Annoncée de longue date et amorcée par le décret n°2019-1333 du 11 décembre 2019, la réforme de la procédure civile obligeait alors les praticiens du droit à se plonger sans délai dans ses dispositions prenant effet pour la plupart dès le 1er janvier 2020.
Maintes fois commenté, décortiqué, expliqué et critiqué, ce texte emportait diverses conséquences et transformait de façon substantielle l’organisation de notre système judiciaire.

Sans rentrer de nouveau dans les détails multiples de ce décret, les principales mesures qu’il prévoyait étaient les suivantes :
- Fusion des tribunaux de grande instance et des tribunaux d’instance pour former le Tribunal Judiciaire ;
- Unification des modes de saisine des juridictions, aboutissant notamment à la suppression de la déclaration au greffe ;
- Généralisation du mécanisme de prise de date avant saisine de la juridiction ;
- Renforcement des modes amiables de règlement des litiges (conciliation, médiation ou procédure participative) ;
- Mise en place d’une procédure sans audience devant le tribunal judiciaire ;
- Extension de la représentation obligatoire par avocat, y compris en référé et devant le tribunal de commerce ;
- Consécration du principe de l’exécution provisoire de droit des décisions de justice rendues en première instance.

Bien que ce texte soit déjà extrêmement fourni, des ajustements et correctifs ont récemment été apportés par le décret n°2020-1452 du 27 novembre 2020 « portant diverses dispositions relatives notamment à la procédure civile et à la procédure d'indemnisation des victimes d'actes de terrorisme et d'autres infractions ». La majorité des articles de ce récent décret étant applicables dès le 1er janvier 2021, les professionnels du droit se trouvent une nouvelle fois obligés d’en appréhender la teneur dans l’urgence.
Petit tour d’horizon des principales mesures de la réforme de la procédure civile depuis le 1er janvier 2021.

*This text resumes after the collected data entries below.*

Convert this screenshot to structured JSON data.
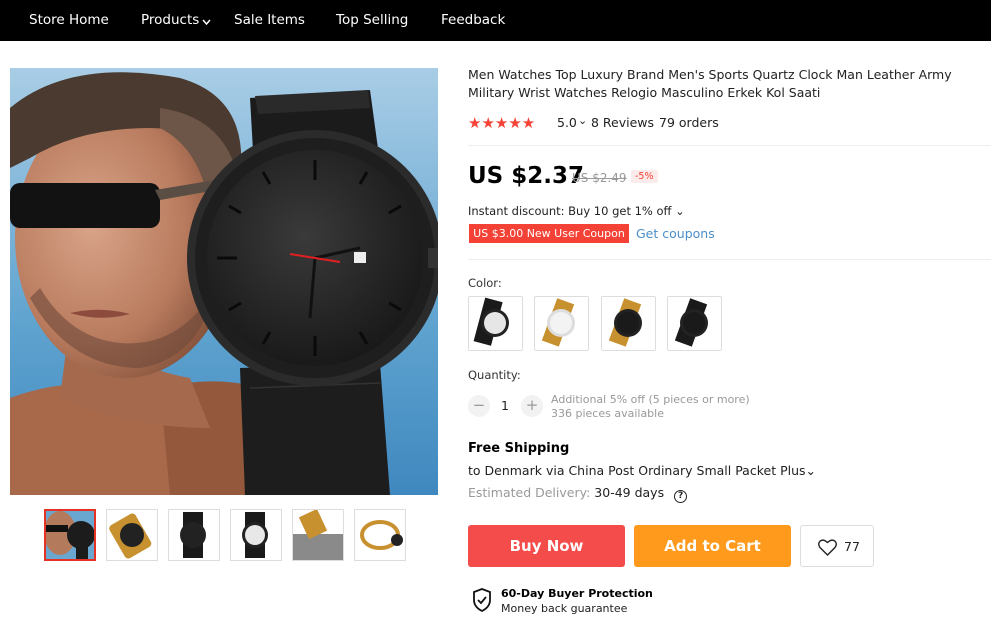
{
  "nav": {
    "items": [
      "Store Home",
      "Products",
      "Sale Items",
      "Top Selling",
      "Feedback"
    ]
  },
  "product": {
    "title": "Men Watches Top Luxury Brand Men's Sports Quartz Clock Man Leather Army Military Wrist Watches Relogio Masculino Erkek Kol Saati",
    "rating": "5.0",
    "reviews": "8 Reviews",
    "orders": "79 orders",
    "price": "US $2.37",
    "old_price": "US $2.49",
    "discount": "-5%",
    "instant_discount": "Instant discount: Buy 10 get 1% off",
    "coupon": "US $3.00 New User Coupon",
    "get_coupons": "Get coupons",
    "color_label": "Color:",
    "quantity_label": "Quantity:",
    "quantity": "1",
    "qty_note_1": "Additional 5% off (5 pieces or more)",
    "qty_note_2": "336 pieces available"
  },
  "shipping": {
    "title": "Free Shipping",
    "to": "to Denmark via China Post Ordinary Small Packet Plus",
    "est_label": "Estimated Delivery:",
    "est_days": "30-49 days"
  },
  "actions": {
    "buy_now": "Buy Now",
    "add_to_cart": "Add to Cart",
    "wishlist_count": "77"
  },
  "protection": {
    "title": "60-Day Buyer Protection",
    "subtitle": "Money back guarantee"
  },
  "colors": {
    "accent_red": "#f44336",
    "buy_button": "#f44b4b",
    "cart_button": "#ff9a1c",
    "link_blue": "#4a8ec9"
  }
}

Péremption du commandement de payer valant saisie (5 ans)

Voici une mesure qui devrait faire l’unanimité auprès des praticiens engagés dans une procédure de saisie immobilière, souvent longue et semée d’obstacles. Jusqu’à présent, la durée de validité de l’acte délivré par l’huissier de justice n’était que de deux ans. Ce délai relativement court imposait très souvent au créancier de saisir le juge de l’exécution en vue d’obtenir la prorogation des effets du commandement, ce qui occasionnait immanquablement de nombreuses complications supplémentaires.

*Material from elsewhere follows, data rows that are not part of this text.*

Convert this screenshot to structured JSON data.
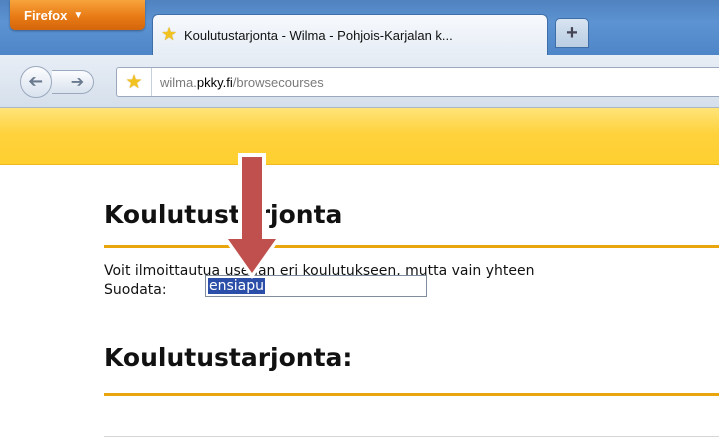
{
  "browser": {
    "menu_button": "Firefox",
    "tab_title": "Koulutustarjonta - Wilma - Pohjois-Karjalan k...",
    "tab_favicon": "star-icon",
    "new_tab_label": "+",
    "url_prefix": "wilma.",
    "url_domain": "pkky.fi",
    "url_path": "/browsecourses"
  },
  "page": {
    "heading": "Koulutustarjonta",
    "intro": "Voit ilmoittautua useaan eri koulutukseen, mutta vain yhteen",
    "filter_label": "Suodata:",
    "filter_value": "ensiapu",
    "list_heading": "Koulutustarjonta:"
  },
  "colors": {
    "accent_rule": "#e9a50c",
    "banner": "#ffd23d",
    "arrow": "#c0504d",
    "selection": "#2b4fa8"
  }
}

Dans la mesure où l’entière procédure est basée sur la régularité de ce commandement, on comprend le soulagement des professionnels découvrant la nouvelle rédaction du premier alinéa de l’article R.321-20 du Code des procédures civiles d’exécution : « Le commandement de payer valant saisie cesse de plein droit de produire effet si, dans les cinq ans de sa publication, il n'a pas été mentionné en marge de cette publication un jugement constatant la vente du bien saisi.»

 

délai validité commandement de payer

 

représentation obligatoire avocat réforme procédure civile 2020

Assignation avec représentation obligatoire devant le tribunal judiciaire

Une seconde mesure aura également le mérite de soulager un peu les avocats, qui s’étaient globalement montrés hostiles à l’obligation de mentionner dans la demande « les adresse électronique et numéro de téléphone mobile du demandeur lorsqu’il consent à la dématérialisation ou de son avocat ».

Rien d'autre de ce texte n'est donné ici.